LE CHANGEMENT : UNE REALITE COMPLEXE
Cette distinction est précieuse pour comprendre pourquoi la conduite du changement échoue parfois quand elle est abordée avec des outils inadaptés. On confond souvent les deux mondes : on croit que le changement se pilote comme un projet technique, qu’il suffit de suivre un plan, une feuille de route, un calendrier, pour que tout fonctionne.
Mais le changement organisationnel est rarement simplement compliqué. Il est profondément complexe, car il met en jeu des êtres humains, des valeurs, des émotions, des cultures, des rapports de pouvoir, des interprétations subjectives. Et tout cela, aucun logiciel ne peut le prédire, aucun plan ne peut l’anticiper totalement.
Il ne s’agit pas de renoncer à toute méthode. Au contraire, l’anticipation est essentielle. Mais il faut accepter que l’on ne contrôle pas tout. Il faut renoncer à l’illusion d’un pilotage parfait, et se préparer à l’imprévu, à l’adaptation permanente.
SAVOIR S’ADAPTER PLUTOT QUE DE SUIVRE UN PLAN A LA LETTRE
La première leçon, c’est que tout ne se passera jamais comme prévu. Et c’est normal. Cela ne signifie pas que vous avez mal préparé votre projet. Cela signifie que vous avez affaire au réel.
L’enjeu, pour un chef de projet ou un pilote de changement, n’est donc pas d’exécuter un scénario figé, mais de faire preuve d’agilité, de savoir bifurquer rapidement, de réagir avec lucidité et créativité aux signaux faibles ou aux résistances inattendues.
La capacité d’un leader du changement ne se mesure pas à sa rigueur d’exécution, mais à sa faculté à naviguer dans l’incertain, à faire face aux imprévus avec calme et discernement.
CHAQUE CONTEXTE EST UNIQUE, CHANQUE CHANGEMENT L’EST AUSSI
Autre conséquence majeure : le changement n’est jamais reproductible à l’identique.
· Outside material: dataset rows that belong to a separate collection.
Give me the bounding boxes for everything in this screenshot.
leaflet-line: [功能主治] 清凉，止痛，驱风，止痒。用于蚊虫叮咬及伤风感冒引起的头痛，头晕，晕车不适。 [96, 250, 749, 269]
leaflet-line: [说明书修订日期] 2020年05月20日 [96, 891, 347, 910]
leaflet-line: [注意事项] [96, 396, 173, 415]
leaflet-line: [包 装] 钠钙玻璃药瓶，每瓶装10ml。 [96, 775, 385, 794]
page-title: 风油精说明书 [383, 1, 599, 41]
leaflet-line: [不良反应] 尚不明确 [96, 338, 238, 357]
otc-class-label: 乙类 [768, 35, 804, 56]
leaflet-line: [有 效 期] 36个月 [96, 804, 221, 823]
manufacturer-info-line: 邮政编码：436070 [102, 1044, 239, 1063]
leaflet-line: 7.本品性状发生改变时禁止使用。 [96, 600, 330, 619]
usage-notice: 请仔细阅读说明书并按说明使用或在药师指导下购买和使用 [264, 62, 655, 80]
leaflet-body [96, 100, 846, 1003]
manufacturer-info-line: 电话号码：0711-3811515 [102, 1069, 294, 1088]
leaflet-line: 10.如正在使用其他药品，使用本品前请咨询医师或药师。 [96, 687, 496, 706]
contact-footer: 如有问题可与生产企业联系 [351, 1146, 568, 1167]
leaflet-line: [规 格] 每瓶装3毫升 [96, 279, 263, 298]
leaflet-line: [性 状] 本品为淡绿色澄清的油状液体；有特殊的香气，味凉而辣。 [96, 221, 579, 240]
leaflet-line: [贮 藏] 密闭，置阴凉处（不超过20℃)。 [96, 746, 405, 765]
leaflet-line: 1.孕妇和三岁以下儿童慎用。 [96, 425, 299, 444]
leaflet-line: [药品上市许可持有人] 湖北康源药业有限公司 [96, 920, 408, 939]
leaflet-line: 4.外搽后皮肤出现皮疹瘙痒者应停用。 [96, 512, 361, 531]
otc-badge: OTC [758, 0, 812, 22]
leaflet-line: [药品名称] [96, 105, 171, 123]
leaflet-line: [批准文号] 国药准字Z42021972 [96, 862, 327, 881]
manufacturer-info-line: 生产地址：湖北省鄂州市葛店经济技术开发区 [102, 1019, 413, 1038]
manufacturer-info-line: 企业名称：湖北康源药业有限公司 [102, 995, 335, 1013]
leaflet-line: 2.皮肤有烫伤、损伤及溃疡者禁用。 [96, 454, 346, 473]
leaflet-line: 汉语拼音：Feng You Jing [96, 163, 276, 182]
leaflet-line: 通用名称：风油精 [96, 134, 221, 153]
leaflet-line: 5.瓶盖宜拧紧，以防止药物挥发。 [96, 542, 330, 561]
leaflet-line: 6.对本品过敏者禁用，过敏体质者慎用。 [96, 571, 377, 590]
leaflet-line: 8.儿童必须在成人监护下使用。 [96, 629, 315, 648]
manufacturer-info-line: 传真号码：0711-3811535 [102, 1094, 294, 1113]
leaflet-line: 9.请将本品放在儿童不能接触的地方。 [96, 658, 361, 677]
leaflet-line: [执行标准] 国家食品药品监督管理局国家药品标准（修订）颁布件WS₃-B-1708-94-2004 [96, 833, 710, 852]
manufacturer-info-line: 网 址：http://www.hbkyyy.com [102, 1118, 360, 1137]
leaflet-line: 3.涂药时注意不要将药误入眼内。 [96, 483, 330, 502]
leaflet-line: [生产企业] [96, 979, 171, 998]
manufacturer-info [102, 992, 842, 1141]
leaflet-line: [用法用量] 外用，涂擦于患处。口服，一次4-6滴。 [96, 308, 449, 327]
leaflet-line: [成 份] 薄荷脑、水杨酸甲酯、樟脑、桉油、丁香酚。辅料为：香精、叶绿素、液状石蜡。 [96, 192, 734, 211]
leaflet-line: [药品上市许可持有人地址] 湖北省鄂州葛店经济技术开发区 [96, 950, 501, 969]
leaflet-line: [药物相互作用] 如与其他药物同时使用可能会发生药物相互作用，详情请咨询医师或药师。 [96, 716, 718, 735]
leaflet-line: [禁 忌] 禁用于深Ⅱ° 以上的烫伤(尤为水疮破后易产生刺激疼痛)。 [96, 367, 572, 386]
On peut avoir vécu une transformation similaire dans une autre entreprise, dans un autre service, sur un autre projet… mais vouloir appliquer exactement la même recette est une erreur fréquente.
Le « copier-coller » managérial ne fonctionne pas dans le monde du complexe. Ce qui a fonctionné hier peut échouer demain, parce que les contextes sont différents, les équilibres internes ne sont pas les mêmes, les équipes n’ont pas les mêmes histoires, ni les mêmes sensibilités.
C’est pourquoi il est essentiel de s’adapter au terrain. Cela demande de l’écoute, de l’observation, une vraie intelligence contextuelle. Ce n’est pas parce qu’on « a déjà fait » qu’on « sait ». Chaque démarche doit être conçue en réponse à un environnement spécifique.
Conduire le changement, c’est penser comme un jardinier, pas comme un ingénieur
Plutôt que de penser le changement comme un plan industriel, pensons-le comme un processus organique. Il ne s’agit pas d’assembler des pièces, mais de cultiver un environnement, de faire pousser des comportements nouveaux, d’entretenir la confiance, de répondre au vivant avec du vivant.
Un changement réussi ne se pilote pas seulement avec des outils, mais avec du discernement, de l’écoute, de la patience, de la souplesse et de l’humilité.